Come i social stanno cambiando la definizione di «importante»

Come i social stanno cambiando la definizione di «importante»

Per quanto mi riguarda, nelle ultime settimane mi sono disiscritto da una trentina di newsletter (ne rimangono troppe, ma ci penserò). E sapete come le ho scelte? Semplice, ho eliminato quelle che non avevo mai aperto nemmeno una volta, che mi generavano solo inconsapevole ansia, la famosa FOMO (fear of missing out, chissà cosa mi starò perdendo in queste mail che non apro mai).

Ci sono altri criteri da cui possiamo trarre, se non delle regole, almeno una ispirazione. Cito ancora Hari e il suo L’attenzione rubata, dove identifica con la metafora della luce i diversi livelli di attenzione e concentrazione da riuscire a mantenere vigili. Il primo livello è la luce del riflettore, quella circoscritta che mettiamo in atto per prepararci un caffè o trovare gli occhiali. Il secondo livello è la luce delle stelle, da dedicare agli obiettivi a lungo termine: quando ti senti perso, alza gli occhi alle stelle per ricordare la direzione in cui stai viaggiando. Il terzo livello è la luce del giorno: se non è tutto molto illuminato, come puoi vedere bene cosa ti circonda e mettere a fuoco cosa significa la direzione che con la luce delle stelle avete solo intravisto? Infine, la luce da stadio: “la nostra capacità di vederci l’un l’altro e di lavorare insieme per formulare obiettivi comuni e lottare per raggiungerli”.

In termini micro, se cambia il concetto di importante e facciamo sempre più fatica a monte a decidere cosa lo sia e cosa no (e se facciamo fatica per noi stessi, chissà come facciamo per i nostri interlocutori, che siano colleghi, clienti, collaboratori), c’è forse un’opportunità controintuitiva: invece di investire più tempo per capire cosa è più importante, in modo da indirizzare lì la maggiore qualità, provare a non impazzire, e preferire una qualità (leggermente) più bassa, da poter applicare a più cose.
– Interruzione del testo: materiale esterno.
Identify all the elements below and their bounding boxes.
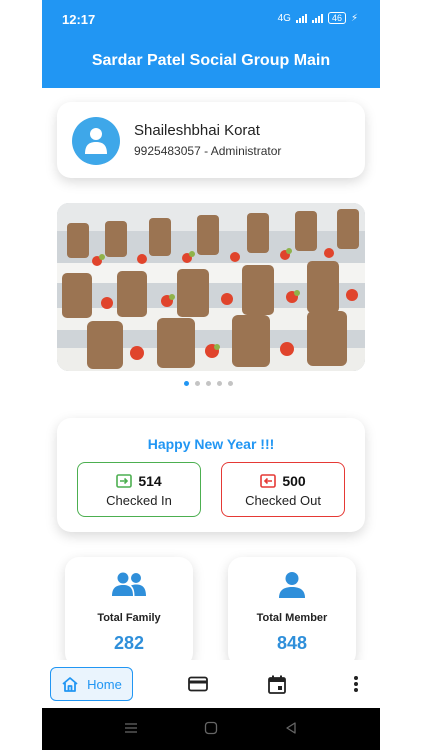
profile-details: 9925483057 - Administrator — [134, 144, 282, 158]
status-bar: 12:17 4G 46 ⚡ — [42, 0, 380, 38]
checked-in-count: 514 — [138, 473, 162, 489]
status-time: 12:17 — [62, 12, 96, 27]
profile-card[interactable]: Shaileshbhai Korat 9925483057 - Administ… — [57, 102, 365, 178]
event-title: Happy New Year !!! — [147, 436, 275, 452]
person-icon — [228, 571, 356, 599]
nav-home[interactable]: Home — [50, 667, 133, 701]
total-member-card[interactable]: Total Member 848 — [228, 557, 356, 667]
banner-image — [57, 203, 365, 371]
nav-calendar[interactable] — [265, 672, 289, 696]
total-family-value: 282 — [113, 633, 145, 653]
carousel-dot[interactable] — [195, 381, 200, 386]
family-group-icon — [65, 571, 193, 597]
page-title: Sardar Patel Social Group Main — [91, 52, 331, 69]
signal-icon — [295, 13, 307, 23]
nav-card[interactable] — [186, 672, 210, 696]
bottom-nav: Home — [42, 660, 380, 708]
signal-icon-2 — [311, 13, 323, 23]
back-icon — [286, 722, 296, 734]
total-member-label: Total Member — [256, 612, 328, 624]
checked-in-button[interactable]: 514 Checked In — [77, 462, 201, 517]
network-label: 4G — [277, 12, 291, 24]
total-member-value: 848 — [276, 633, 308, 653]
checked-out-label: Checked Out — [245, 493, 321, 508]
more-vert-icon — [354, 676, 358, 692]
home-icon — [62, 677, 78, 692]
avatar — [72, 117, 120, 165]
nav-home-label: Home — [87, 676, 122, 692]
checked-in-label: Checked In — [106, 493, 172, 508]
event-card: Happy New Year !!! 514 Checked In 500 Ch… — [57, 418, 365, 532]
person-icon — [85, 128, 107, 154]
checked-out-button[interactable]: 500 Checked Out — [221, 462, 345, 517]
profile-name: Shaileshbhai Korat — [134, 122, 260, 139]
carousel-dot[interactable] — [206, 381, 211, 386]
total-family-card[interactable]: Total Family 282 — [65, 557, 193, 667]
app-screen: 12:17 4G 46 ⚡ Sardar Patel Social Group … — [42, 0, 380, 750]
recent-apps-icon — [125, 723, 137, 733]
home-circle-icon — [204, 721, 218, 735]
status-icons: 4G 46 ⚡ — [278, 12, 358, 24]
battery-icon: 46 — [327, 12, 346, 24]
app-bar: 12:17 4G 46 ⚡ Sardar Patel Social Group … — [42, 0, 380, 88]
nav-more[interactable] — [344, 672, 368, 696]
calendar-icon — [268, 675, 286, 694]
carousel-dot[interactable] — [217, 381, 222, 386]
login-icon — [116, 474, 133, 488]
carousel-dot[interactable] — [184, 381, 189, 386]
carousel-indicator — [184, 381, 233, 386]
charging-icon: ⚡ — [350, 12, 358, 24]
checked-out-count: 500 — [282, 473, 306, 489]
card-icon — [188, 676, 208, 692]
logout-icon — [260, 474, 277, 488]
system-nav-bar — [42, 708, 380, 750]
carousel-dot[interactable] — [228, 381, 233, 386]
total-family-label: Total Family — [97, 612, 161, 624]
banner-carousel[interactable] — [57, 203, 365, 371]
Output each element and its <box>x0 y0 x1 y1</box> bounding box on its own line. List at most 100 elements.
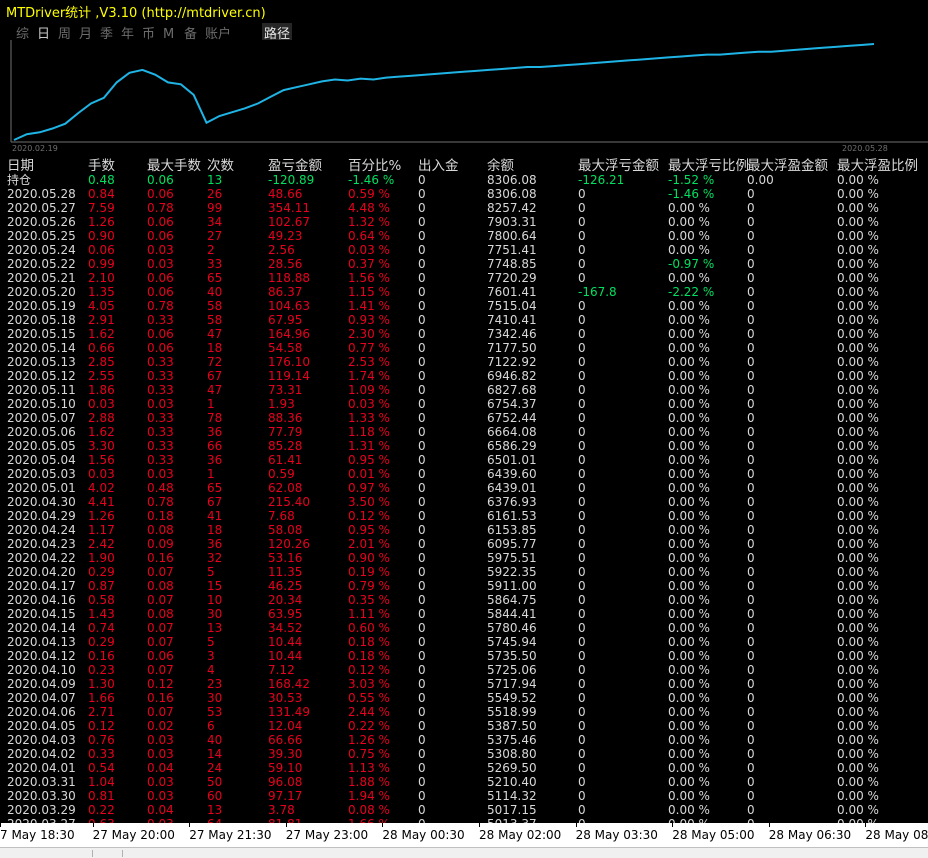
cell-8: 0 <box>578 621 586 635</box>
table-row[interactable]: 2020.04.17 0.87 0.08 15 46.25 0.79 % 0 5911.00 0… <box>0 579 928 593</box>
table-row[interactable]: 2020.05.28 0.84 0.06 26 48.66 0.59 % 0 8306.08 0… <box>0 187 928 201</box>
cell-0: 2020.05.19 <box>7 299 76 313</box>
cell-3: 47 <box>207 383 223 397</box>
cell-5: 2.53 % <box>348 355 390 369</box>
cell-9: 0.00 % <box>668 327 710 341</box>
cell-3: 14 <box>207 747 223 761</box>
cell-10: 0 <box>747 719 755 733</box>
cell-6: 0 <box>418 411 426 425</box>
cell-5: 0.97 % <box>348 481 390 495</box>
table-row[interactable]: 2020.05.11 1.86 0.33 47 73.31 1.09 % 0 6827.68 0… <box>0 383 928 397</box>
table-row[interactable]: 2020.04.12 0.16 0.06 3 10.44 0.18 % 0 5735.50 0 0… <box>0 649 928 663</box>
table-row[interactable]: 2020.04.10 0.23 0.07 4 7.12 0.12 % 0 5725.06 0 0.… <box>0 663 928 677</box>
cell-2: 0.12 <box>147 677 174 691</box>
table-row[interactable]: 2020.05.21 2.10 0.06 65 118.88 1.56 % 0 7720.29… <box>0 271 928 285</box>
table-row[interactable]: 2020.05.13 2.85 0.33 72 176.10 2.53 % 0 7122.92… <box>0 355 928 369</box>
table-row[interactable]: 2020.04.24 1.17 0.08 18 58.08 0.95 % 0 6153.85 0… <box>0 523 928 537</box>
table-row[interactable]: 2020.05.26 1.26 0.06 34 102.67 1.32 % 0 7903.31… <box>0 215 928 229</box>
cell-6: 0 <box>418 257 426 271</box>
table-row[interactable]: 2020.05.25 0.90 0.06 27 49.23 0.64 % 0 7800.64 0… <box>0 229 928 243</box>
time-label: 28 May 02:00 <box>479 828 562 842</box>
cell-6: 0 <box>418 565 426 579</box>
cell-10: 0 <box>747 257 755 271</box>
cell-5: 0.64 % <box>348 229 390 243</box>
cell-5: 0.95 % <box>348 523 390 537</box>
cell-4: 67.95 <box>268 313 303 327</box>
table-row[interactable]: 2020.04.16 0.58 0.07 10 20.34 0.35 % 0 5864.75 0… <box>0 593 928 607</box>
cell-2: 0.33 <box>147 453 174 467</box>
table-row[interactable]: 2020.05.22 0.99 0.03 33 28.56 0.37 % 0 7748.85 0… <box>0 257 928 271</box>
table-row[interactable]: 2020.05.04 1.56 0.33 36 61.41 0.95 % 0 6501.01 0… <box>0 453 928 467</box>
cell-6: 0 <box>418 733 426 747</box>
cell-1: 0.90 <box>88 229 115 243</box>
cell-3: 40 <box>207 285 223 299</box>
column-header-7: 余额 <box>487 158 514 174</box>
cell-7: 6501.01 <box>487 453 537 467</box>
cell-8: 0 <box>578 453 586 467</box>
cell-1: 1.62 <box>88 327 115 341</box>
cell-7: 5518.99 <box>487 705 537 719</box>
cell-8: 0 <box>578 327 586 341</box>
table-row[interactable]: 2020.05.19 4.05 0.78 58 104.63 1.41 % 0 7515.04… <box>0 299 928 313</box>
table-row[interactable]: 2020.04.07 1.66 0.16 30 30.53 0.55 % 0 5549.52 0… <box>0 691 928 705</box>
cell-6: 0 <box>418 579 426 593</box>
cell-4: 96.08 <box>268 775 303 789</box>
cell-11: 0.00 % <box>837 551 879 565</box>
table-row[interactable]: 2020.04.09 1.30 0.12 23 168.42 3.03 % 0 5717.94… <box>0 677 928 691</box>
cell-7: 7177.50 <box>487 341 537 355</box>
table-row[interactable]: 2020.04.05 0.12 0.02 6 12.04 0.22 % 0 5387.50 0 0… <box>0 719 928 733</box>
table-row[interactable]: 2020.05.10 0.03 0.03 1 1.93 0.03 % 0 6754.37 0 0.… <box>0 397 928 411</box>
cell-5: 1.15 % <box>348 285 390 299</box>
cell-8: 0 <box>578 467 586 481</box>
table-row[interactable]: 2020.05.03 0.03 0.03 1 0.59 0.01 % 0 6439.60 0 0.… <box>0 467 928 481</box>
table-row[interactable]: 2020.05.15 1.62 0.06 47 164.96 2.30 % 0 7342.46… <box>0 327 928 341</box>
cell-9: 0.00 % <box>668 733 710 747</box>
table-row[interactable]: 2020.05.01 4.02 0.48 65 62.08 0.97 % 0 6439.01 0… <box>0 481 928 495</box>
time-tick <box>865 823 867 827</box>
cell-11: 0.00 % <box>837 187 879 201</box>
table-row[interactable]: 2020.05.18 2.91 0.33 58 67.95 0.93 % 0 7410.41 0… <box>0 313 928 327</box>
table-row[interactable]: 2020.04.14 0.74 0.07 13 34.52 0.60 % 0 5780.46 0… <box>0 621 928 635</box>
table-row[interactable]: 2020.04.06 2.71 0.07 53 131.49 2.44 % 0 5518.99… <box>0 705 928 719</box>
table-row[interactable]: 2020.03.29 0.22 0.04 13 3.78 0.08 % 0 5017.15 0 0… <box>0 803 928 817</box>
table-row[interactable]: 2020.04.01 0.54 0.04 24 59.10 1.13 % 0 5269.50 0… <box>0 761 928 775</box>
table-row[interactable]: 2020.04.23 2.42 0.09 36 120.26 2.01 % 0 6095.77… <box>0 537 928 551</box>
table-row[interactable]: 2020.03.31 1.04 0.03 50 96.08 1.88 % 0 5210.40 0… <box>0 775 928 789</box>
table-row[interactable]: 2020.04.03 0.76 0.03 40 66.66 1.26 % 0 5375.46 0… <box>0 733 928 747</box>
table-row[interactable]: 2020.05.20 1.35 0.06 40 86.37 1.15 % 0 7601.41 -… <box>0 285 928 299</box>
cell-6: 0 <box>418 775 426 789</box>
table-row[interactable]: 2020.05.24 0.06 0.03 2 2.56 0.03 % 0 7751.41 0 0.… <box>0 243 928 257</box>
stats-table[interactable]: 持仓 0.48 0.06 13 -120.89 -1.46 % 0 8306.08 -126.2… <box>0 173 928 823</box>
time-tick <box>672 823 674 827</box>
table-row[interactable]: 2020.03.30 0.81 0.03 60 97.17 1.94 % 0 5114.32 0… <box>0 789 928 803</box>
table-row[interactable]: 2020.05.12 2.55 0.33 67 119.14 1.74 % 0 6946.82… <box>0 369 928 383</box>
cell-3: 67 <box>207 369 223 383</box>
cell-6: 0 <box>418 313 426 327</box>
table-row[interactable]: 2020.05.05 3.30 0.33 66 85.28 1.31 % 0 6586.29 0… <box>0 439 928 453</box>
table-row[interactable]: 2020.04.20 0.29 0.07 5 11.35 0.19 % 0 5922.35 0 0… <box>0 565 928 579</box>
table-row[interactable]: 2020.05.06 1.62 0.33 36 77.79 1.18 % 0 6664.08 0… <box>0 425 928 439</box>
table-row[interactable]: 2020.04.15 1.43 0.08 30 63.95 1.11 % 0 5844.41 0… <box>0 607 928 621</box>
table-row[interactable]: 2020.04.22 1.90 0.16 32 53.16 0.90 % 0 5975.51 0… <box>0 551 928 565</box>
cell-11: 0.00 % <box>837 635 879 649</box>
table-row[interactable]: 2020.05.27 7.59 0.78 99 354.11 4.48 % 0 8257.42… <box>0 201 928 215</box>
table-row[interactable]: 2020.04.13 0.29 0.07 5 10.44 0.18 % 0 5745.94 0 0… <box>0 635 928 649</box>
cell-8: 0 <box>578 677 586 691</box>
cell-0: 2020.05.12 <box>7 369 76 383</box>
cell-6: 0 <box>418 439 426 453</box>
cell-2: 0.07 <box>147 635 174 649</box>
cell-3: 67 <box>207 495 223 509</box>
cell-7: 7903.31 <box>487 215 537 229</box>
cell-5: 1.09 % <box>348 383 390 397</box>
cell-1: 0.12 <box>88 719 115 733</box>
table-row[interactable]: 2020.04.30 4.41 0.78 67 215.40 3.50 % 0 6376.93… <box>0 495 928 509</box>
table-row[interactable]: 2020.05.14 0.66 0.06 18 54.58 0.77 % 0 7177.50 0… <box>0 341 928 355</box>
table-row[interactable]: 2020.04.29 1.26 0.18 41 7.68 0.12 % 0 6161.53 0 0… <box>0 509 928 523</box>
cell-3: 18 <box>207 341 223 355</box>
table-row[interactable]: 2020.04.02 0.33 0.03 14 39.30 0.75 % 0 5308.80 0… <box>0 747 928 761</box>
table-row[interactable]: 2020.05.07 2.88 0.33 78 88.36 1.33 % 0 6752.44 0… <box>0 411 928 425</box>
cell-10: 0 <box>747 229 755 243</box>
time-label: 28 May 05:00 <box>672 828 755 842</box>
holding-row[interactable]: 持仓 0.48 0.06 13 -120.89 -1.46 % 0 8306.08 -126.2… <box>0 173 928 187</box>
cell-4: 0.59 <box>268 467 295 481</box>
Mi spiego con un esempio mutuato proprio dai social: molti content creator si sono accorti che ha più senso pubblicare frequentemente contenuti brevi, preoccupandosi fino ad un certo punto di capire se è un buon materiale o no, per lasciare che siano poi i follower a decretarne il maggiore o minore successo. Perché allora non pensare a qualcosa di analogo, almeno sulle tante attività routinarie che ciascuno di noi svolge? Certamente non tutte le attività e non tutti i mestieri si prestano: se faccio il vigile urbano, il chirurgo o il pilota di aerei, non è che posso buttarla sulla quantità, e se non tutte funzionano pazienza. Al tempo stesso, rimanendo sulla routine, e soprattutto per chi tende al perfezionismo, inteso come deleteria ossessione verso la qualità, potrebbe essere interessante ridurre il controllo e accettare un livello anche non ottimo; contando sul fatto che se niente è eterno, forse anche buono può andare. Così da riuscire a fare più cose buone, nello stesso tempo in cui farei meno cose ottime.

Potrebbe non bastare, in un mondo in cui qualunque intelligenza artificiale produce un risultato magari solo discreto, ma in pochi centesimi di secondo. Al tempo stesso, fino a che non potremo delegare completamente le routine più time consuming, perché non provarci?